Le protectionnisme, nouveau péril de l’économie mondiale, dit Lagarde
La tentation protectionniste, qui bat son plein dans la course à la Maison-Blanche, menace de plomber une croissance économique mondiale déjà trop faible et trop inégalitaire, a mis en garde mercredi la patronne du FMI Christine Lagarde.
«Poser des limites au commerce constitue une faute économique flagrante», a déclaré la directrice générale du FMI dans un discours à Chicago. L’avertissement sur vient au moment où les deux principaux candidats à la présidentielle américaine, Donald Trump et Hillary Clinton, ont pris position contre le vaste accord de libre-échange négocié par le gouvernement Obama avec 11 pays de la région Asie-Pacifique (PTP).
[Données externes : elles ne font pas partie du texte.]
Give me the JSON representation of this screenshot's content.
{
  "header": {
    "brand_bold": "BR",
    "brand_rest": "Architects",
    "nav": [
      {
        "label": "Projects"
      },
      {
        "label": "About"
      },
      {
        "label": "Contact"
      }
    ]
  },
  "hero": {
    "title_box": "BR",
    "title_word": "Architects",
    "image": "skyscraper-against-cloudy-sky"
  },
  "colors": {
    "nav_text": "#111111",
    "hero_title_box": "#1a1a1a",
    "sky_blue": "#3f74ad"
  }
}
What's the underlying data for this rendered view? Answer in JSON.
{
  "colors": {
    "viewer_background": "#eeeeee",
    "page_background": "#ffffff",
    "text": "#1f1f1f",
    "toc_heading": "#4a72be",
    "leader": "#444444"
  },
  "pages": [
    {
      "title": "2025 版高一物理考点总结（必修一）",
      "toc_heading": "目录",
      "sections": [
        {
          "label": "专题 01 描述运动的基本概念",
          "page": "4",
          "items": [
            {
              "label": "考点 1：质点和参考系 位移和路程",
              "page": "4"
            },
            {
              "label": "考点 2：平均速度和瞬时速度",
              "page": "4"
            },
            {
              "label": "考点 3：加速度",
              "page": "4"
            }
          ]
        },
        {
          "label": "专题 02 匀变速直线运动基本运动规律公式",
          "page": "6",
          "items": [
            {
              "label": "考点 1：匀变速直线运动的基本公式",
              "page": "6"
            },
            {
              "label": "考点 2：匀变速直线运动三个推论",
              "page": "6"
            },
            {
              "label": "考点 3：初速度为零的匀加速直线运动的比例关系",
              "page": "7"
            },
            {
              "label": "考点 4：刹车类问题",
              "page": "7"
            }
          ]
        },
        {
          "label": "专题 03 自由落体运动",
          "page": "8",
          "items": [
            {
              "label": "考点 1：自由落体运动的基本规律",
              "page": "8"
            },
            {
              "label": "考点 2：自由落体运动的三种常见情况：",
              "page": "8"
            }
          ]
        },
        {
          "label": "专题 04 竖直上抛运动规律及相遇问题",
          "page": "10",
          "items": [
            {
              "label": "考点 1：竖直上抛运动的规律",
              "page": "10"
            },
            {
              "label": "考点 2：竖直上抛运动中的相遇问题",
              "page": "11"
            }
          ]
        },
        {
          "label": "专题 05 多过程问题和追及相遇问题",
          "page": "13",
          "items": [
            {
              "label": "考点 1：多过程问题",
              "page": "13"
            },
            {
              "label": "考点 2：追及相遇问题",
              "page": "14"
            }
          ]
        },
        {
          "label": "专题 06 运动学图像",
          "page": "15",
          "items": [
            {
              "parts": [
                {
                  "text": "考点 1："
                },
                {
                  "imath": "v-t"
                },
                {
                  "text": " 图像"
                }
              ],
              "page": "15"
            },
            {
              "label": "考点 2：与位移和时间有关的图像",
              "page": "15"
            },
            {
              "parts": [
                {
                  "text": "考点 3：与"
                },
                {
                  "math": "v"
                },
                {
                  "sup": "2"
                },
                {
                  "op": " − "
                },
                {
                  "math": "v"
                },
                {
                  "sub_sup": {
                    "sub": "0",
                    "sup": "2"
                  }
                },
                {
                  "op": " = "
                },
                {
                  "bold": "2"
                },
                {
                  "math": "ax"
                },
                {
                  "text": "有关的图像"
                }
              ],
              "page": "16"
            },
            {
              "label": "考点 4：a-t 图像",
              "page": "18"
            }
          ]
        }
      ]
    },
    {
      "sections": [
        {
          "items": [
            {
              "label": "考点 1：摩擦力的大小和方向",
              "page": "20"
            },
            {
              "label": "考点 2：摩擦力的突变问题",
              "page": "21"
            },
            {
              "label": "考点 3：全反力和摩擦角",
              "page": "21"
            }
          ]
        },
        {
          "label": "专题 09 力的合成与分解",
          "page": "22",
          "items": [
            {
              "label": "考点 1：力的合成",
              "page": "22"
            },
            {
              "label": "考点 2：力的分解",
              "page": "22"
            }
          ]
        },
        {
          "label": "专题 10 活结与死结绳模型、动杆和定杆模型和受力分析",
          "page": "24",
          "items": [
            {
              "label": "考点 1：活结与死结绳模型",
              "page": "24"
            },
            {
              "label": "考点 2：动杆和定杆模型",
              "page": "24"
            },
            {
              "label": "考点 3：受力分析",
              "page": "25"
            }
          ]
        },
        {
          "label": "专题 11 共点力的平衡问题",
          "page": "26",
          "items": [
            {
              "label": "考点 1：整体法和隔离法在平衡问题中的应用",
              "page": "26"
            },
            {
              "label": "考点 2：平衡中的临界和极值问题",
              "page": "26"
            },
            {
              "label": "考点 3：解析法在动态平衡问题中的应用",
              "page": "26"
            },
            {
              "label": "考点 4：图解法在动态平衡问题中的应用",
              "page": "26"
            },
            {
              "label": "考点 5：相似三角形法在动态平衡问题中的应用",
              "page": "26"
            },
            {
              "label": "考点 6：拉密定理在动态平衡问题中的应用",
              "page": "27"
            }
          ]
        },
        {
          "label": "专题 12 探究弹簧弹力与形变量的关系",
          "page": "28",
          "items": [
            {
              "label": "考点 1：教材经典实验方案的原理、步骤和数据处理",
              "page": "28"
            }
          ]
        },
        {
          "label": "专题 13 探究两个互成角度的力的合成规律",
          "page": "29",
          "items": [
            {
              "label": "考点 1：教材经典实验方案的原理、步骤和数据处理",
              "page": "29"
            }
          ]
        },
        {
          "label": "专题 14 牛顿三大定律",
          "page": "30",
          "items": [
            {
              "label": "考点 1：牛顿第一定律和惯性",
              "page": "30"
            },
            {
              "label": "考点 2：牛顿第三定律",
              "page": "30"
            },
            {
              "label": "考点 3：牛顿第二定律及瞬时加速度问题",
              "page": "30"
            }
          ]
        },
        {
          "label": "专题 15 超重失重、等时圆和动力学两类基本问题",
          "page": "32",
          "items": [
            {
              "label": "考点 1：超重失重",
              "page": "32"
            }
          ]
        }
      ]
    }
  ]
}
Le candidat républicain est allé plus loin en appelant à rétablir des droits de douane avec le Mexique ou la Chine et à dénoncer les accords commerciaux négociés dans le passé.
En Europe, le protectionnisme a également le vent dans le dos depuis le vote britannique en faveur du Brexit, qui a éveillé les craintes d’un repli sur soi économique généralisé, tandis que l’accord de libre-échange TTIP discuté avec les États-Unis semble dans l’impasse.
«La solution pour améliorer le sort des populations ne saurait être de retourner au protectionnisme ou à d’autres recettes économiques du passé qui ont échoué», a assuré Mme Lagarde, une semaine avant l’ouverture à Washington de la réunion annuelle FMI-Banque mondiale. La dirigeante a toutefois appelé les gouvernants à entendre la colère et la frustration des populations qui ont souffert de la libéralisation du commerce et vu les inégalités s’aggraver. « Nous continuons à être confrontés à une croissance mondiale trop faible depuis trop longtemps et qui profite à trop peu de personnes», a détaillé Mme Lagarde.
Pour remédier aux effets pervers de la mondialisation, la patronne du FMI appelle à aider les travailleurs frappés par les délocalisations, la sous-traitance et l’émergence des nouvelles technologies. Des investissements publics bien ciblés dans l’éducation pourraient également, selon elle, améliorer les perspectives des populations défavorisées. «Il n’y a pas de remède miracle […], mais si nous voulons maintenir la mondialisation en vie pour la prochaine génération, il n’y a pas d’autres choix que de s’assurer qu’elle bénéficie à tous», a argumenté Mme Lagarde.
L’enjeu économique est de taille. La reprise depuis la crise financière de 2008-2009 demeure poussive et le FMI pourrait la semaine prochaine de nouveau abaisser ses prévisions de croissance. « Au cours des dernières années, la reprise mondiale a été faible et fragile et cela continue d’être le cas», souligne la dirigeante.
Regain de volatilité
Aux difficultés rencontrées notamment en Europe s’ajoutent l’incertitude et la crainte d’un regain de volatilité financière en raison des politiques monétaires divergentes, note Mme Lagarde. Des tensions géopolitiques risquent par ailleurs d’aggraver la situation. «Le terrorisme et l’afflux de réfugiés posent des risques qu’il est difficile de quantifier et encore plus d’atténuer », a-t-elle ajouté.
Le marasme économique actuel n’est certes pas comparable à la crise de 2008, mais il est plus «pernicieux» et pourrait s’avérer être très «toxique», selon Mme Lagarde.
La patronne du FMI relève toutefois certains motifs d’optimisme, notamment du côté des pays émergents. La Chine et l’Inde continuent d’être les locomotives de la croissance mondiale et le Brésil et la Russie semblent montrer quelques signes d’amélioration.